Das Bergeller Dorf Bondo befindet sich fünf Jahre nach dem verheerenden Bergsturz noch immer im Wiederaufbau. Künftig soll Naturereignissen Platz in der Landschaft eingeräumt werden. Mit neuen Wegen zur Capanna di Sciora CAS und zur Capanna Sasc Furä CAS wird auch der «Sentiero Bregaglia» wiederbelebt.

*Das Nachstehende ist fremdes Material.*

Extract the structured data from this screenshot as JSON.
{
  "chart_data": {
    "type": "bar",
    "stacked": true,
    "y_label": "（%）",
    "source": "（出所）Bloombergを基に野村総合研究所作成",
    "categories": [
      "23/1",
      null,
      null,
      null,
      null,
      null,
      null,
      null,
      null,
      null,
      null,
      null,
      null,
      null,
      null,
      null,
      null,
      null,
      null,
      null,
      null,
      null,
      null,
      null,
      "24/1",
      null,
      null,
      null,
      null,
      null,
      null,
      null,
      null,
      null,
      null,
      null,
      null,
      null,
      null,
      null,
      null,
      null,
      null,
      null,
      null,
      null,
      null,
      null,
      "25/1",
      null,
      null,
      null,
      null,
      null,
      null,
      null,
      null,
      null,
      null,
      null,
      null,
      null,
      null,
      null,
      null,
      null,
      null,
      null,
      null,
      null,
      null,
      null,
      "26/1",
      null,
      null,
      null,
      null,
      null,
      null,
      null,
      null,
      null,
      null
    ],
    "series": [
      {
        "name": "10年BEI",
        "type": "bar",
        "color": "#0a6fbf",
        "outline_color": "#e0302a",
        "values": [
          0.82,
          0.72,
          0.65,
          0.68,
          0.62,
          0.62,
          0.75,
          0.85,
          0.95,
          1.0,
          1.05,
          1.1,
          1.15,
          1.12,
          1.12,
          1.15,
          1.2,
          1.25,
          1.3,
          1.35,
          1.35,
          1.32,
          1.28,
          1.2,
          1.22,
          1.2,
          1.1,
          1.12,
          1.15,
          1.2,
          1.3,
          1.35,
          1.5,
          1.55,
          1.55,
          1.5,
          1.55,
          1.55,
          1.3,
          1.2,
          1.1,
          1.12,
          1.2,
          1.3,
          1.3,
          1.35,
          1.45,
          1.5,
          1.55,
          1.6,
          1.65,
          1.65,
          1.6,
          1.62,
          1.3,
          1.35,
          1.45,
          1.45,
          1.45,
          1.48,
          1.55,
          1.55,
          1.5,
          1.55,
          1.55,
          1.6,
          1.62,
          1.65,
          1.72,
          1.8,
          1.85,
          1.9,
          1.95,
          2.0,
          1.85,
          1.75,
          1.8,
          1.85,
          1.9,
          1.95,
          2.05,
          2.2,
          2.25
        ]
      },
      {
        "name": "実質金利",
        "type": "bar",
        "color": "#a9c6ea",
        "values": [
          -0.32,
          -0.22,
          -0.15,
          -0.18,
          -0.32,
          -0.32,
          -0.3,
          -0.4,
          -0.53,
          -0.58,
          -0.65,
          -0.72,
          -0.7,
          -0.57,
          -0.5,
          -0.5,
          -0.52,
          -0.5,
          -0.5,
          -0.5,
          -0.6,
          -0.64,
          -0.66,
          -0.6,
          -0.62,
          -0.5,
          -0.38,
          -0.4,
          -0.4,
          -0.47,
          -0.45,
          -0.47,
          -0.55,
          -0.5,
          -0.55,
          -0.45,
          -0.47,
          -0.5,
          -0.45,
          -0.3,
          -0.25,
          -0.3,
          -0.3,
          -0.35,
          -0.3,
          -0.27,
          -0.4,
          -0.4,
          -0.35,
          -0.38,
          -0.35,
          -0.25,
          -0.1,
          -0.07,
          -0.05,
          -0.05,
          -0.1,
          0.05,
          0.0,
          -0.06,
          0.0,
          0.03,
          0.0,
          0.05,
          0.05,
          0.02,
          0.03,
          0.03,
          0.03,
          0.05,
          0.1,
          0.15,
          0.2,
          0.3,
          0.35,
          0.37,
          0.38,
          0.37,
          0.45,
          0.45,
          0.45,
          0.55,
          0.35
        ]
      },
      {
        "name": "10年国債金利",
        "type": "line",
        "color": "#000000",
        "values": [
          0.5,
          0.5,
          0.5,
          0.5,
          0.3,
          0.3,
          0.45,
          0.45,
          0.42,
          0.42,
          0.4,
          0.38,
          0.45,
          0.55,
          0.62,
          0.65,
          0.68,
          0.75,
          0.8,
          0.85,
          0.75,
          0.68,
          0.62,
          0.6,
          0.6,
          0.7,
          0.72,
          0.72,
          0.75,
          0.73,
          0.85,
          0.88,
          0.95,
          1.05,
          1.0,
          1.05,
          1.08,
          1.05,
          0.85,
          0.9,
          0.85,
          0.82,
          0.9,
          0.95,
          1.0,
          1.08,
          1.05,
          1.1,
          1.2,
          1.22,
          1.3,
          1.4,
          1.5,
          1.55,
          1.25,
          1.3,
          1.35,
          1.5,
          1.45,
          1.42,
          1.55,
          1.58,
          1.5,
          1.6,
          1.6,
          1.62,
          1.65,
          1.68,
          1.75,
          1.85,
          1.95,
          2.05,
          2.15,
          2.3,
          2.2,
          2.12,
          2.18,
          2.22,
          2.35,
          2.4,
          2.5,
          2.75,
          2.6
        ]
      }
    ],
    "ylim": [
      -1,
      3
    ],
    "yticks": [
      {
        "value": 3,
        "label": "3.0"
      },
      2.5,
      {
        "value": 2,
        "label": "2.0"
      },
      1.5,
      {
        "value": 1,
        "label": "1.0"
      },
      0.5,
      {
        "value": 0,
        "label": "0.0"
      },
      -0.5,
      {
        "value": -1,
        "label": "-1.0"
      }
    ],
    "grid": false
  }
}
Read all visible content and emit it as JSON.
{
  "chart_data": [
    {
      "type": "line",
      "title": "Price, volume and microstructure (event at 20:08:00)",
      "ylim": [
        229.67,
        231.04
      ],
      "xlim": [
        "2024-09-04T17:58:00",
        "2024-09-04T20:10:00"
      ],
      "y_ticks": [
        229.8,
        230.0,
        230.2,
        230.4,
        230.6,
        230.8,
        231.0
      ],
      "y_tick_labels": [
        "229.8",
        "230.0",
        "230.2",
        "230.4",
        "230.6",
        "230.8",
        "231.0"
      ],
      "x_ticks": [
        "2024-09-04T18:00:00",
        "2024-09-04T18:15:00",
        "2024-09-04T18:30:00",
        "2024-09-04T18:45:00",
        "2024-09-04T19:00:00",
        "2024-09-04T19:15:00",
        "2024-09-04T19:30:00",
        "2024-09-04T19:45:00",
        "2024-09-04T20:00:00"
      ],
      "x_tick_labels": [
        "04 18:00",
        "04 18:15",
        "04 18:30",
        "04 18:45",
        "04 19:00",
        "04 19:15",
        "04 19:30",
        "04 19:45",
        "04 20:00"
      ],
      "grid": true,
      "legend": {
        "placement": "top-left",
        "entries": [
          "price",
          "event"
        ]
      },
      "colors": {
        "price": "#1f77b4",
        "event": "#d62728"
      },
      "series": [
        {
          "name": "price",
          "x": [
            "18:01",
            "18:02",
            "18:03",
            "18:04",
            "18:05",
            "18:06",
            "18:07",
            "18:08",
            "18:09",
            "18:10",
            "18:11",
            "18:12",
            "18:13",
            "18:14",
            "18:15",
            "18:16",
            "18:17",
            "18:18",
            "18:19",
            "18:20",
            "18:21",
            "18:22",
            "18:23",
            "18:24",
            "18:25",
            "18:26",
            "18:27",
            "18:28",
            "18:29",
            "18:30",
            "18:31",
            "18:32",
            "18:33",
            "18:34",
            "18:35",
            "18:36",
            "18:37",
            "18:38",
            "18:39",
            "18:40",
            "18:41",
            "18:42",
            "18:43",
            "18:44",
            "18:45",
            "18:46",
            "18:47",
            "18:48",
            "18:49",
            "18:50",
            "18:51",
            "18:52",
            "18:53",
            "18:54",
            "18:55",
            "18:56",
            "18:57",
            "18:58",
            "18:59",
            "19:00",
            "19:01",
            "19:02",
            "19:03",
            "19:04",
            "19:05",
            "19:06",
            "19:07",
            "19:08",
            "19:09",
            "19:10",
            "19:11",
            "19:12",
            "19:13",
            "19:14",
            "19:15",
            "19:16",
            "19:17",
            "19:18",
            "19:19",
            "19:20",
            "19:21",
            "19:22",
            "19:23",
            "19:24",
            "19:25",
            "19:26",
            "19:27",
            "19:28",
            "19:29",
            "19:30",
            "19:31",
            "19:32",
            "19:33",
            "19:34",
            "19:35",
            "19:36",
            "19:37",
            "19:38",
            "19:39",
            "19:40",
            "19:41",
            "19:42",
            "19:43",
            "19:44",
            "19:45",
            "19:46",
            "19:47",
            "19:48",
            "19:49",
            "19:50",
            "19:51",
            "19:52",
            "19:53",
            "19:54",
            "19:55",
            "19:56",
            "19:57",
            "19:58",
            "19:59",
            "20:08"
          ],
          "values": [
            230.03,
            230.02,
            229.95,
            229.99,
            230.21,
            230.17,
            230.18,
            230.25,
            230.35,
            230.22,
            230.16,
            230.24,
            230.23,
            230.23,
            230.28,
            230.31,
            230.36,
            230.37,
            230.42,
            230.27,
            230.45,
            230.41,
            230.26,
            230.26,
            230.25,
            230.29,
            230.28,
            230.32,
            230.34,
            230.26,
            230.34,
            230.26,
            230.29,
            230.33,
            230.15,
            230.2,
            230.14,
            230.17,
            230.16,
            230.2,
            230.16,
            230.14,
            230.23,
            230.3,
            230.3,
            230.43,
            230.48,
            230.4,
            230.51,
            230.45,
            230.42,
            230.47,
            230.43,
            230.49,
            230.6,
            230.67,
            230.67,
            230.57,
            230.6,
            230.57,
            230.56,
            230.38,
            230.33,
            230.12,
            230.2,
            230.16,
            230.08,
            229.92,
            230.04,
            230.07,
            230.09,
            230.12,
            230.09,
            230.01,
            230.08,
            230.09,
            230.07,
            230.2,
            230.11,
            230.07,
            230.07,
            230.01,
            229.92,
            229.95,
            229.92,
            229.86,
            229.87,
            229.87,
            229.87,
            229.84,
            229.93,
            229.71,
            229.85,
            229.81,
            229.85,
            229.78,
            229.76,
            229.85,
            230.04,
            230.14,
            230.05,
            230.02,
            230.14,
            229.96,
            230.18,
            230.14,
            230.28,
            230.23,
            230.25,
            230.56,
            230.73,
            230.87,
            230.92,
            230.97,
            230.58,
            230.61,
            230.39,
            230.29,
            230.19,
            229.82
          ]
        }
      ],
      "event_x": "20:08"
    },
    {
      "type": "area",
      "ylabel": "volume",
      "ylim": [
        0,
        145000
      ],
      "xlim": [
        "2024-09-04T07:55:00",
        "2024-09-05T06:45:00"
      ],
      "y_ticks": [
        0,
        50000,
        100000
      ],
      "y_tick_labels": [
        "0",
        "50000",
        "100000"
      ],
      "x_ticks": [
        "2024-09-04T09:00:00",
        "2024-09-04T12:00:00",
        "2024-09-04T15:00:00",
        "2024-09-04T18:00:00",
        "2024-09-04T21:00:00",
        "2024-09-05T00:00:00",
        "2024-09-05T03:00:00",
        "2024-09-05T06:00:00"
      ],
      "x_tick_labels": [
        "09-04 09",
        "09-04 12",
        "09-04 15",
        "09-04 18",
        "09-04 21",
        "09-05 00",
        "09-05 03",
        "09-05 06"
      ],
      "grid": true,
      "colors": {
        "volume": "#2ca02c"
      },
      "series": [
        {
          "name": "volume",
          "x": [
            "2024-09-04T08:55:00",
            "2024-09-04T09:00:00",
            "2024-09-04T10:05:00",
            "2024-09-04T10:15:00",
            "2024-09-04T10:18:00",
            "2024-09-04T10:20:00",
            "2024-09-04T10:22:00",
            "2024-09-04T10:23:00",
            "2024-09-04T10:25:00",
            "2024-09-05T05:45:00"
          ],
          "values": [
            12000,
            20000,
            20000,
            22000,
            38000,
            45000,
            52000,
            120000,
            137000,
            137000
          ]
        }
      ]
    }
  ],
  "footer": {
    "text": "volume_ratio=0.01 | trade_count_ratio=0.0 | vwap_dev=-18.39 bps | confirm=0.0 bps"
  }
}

Die Spuren der Naturkräfte sind allgegenwärtig: Ein riesiger Schuttkegel zieht sich durch das 200-Seelen-Dorf Bondo im Bündner Südtal Bergell. Vom Bachbett der Bondasca ertönt der Lärm der Bagger, die an einem gigantischen Schutzdamm arbeiten. Gerade hält der Frühling Einzug und verleiht der Szenerie eine Aufbruchstimmung. In Aufbruchstimmung ist auch Fernando Giovanoli. Der Gemeindepräsident von Bregaglia steht am Fenster seines Büros im Gemeindehaus. Von hier aus hat er den Überblick über die Grossbaustelle und kann den Fortschritt der Arbeiten mitverfolgen.

Am 23. August 2017 lösten sich am Pizzo Cengalo drei Millionen Kubikmeter Fels und stürzten auf den Gletscher. Die Felsmassen erodierten das Gletschereis und lösten einen gigantischen Murgang aus, der sich das Tal hinunterwälzte. Dabei kamen acht Berggänger ums Leben, und Bondo wurde von Schlamm und Geröll überschwemmt. «Wir hatten ungefähr eine halbe Stunde Zeit für die Evakuierung, ehe die Schlammlawine das Dorf erreichte», sagt Fernando Giovanoli. Dank dem Auffangbecken blieb der historische Dorfkern nahezu unbeschädigt. Doch die Brücke, die Mehrzweckhalle mit Campingplatzanlagen, der Werkhof, die Trinkwasseranlange und einige Gebäude am Ufer der Bondasca wurden zerstört.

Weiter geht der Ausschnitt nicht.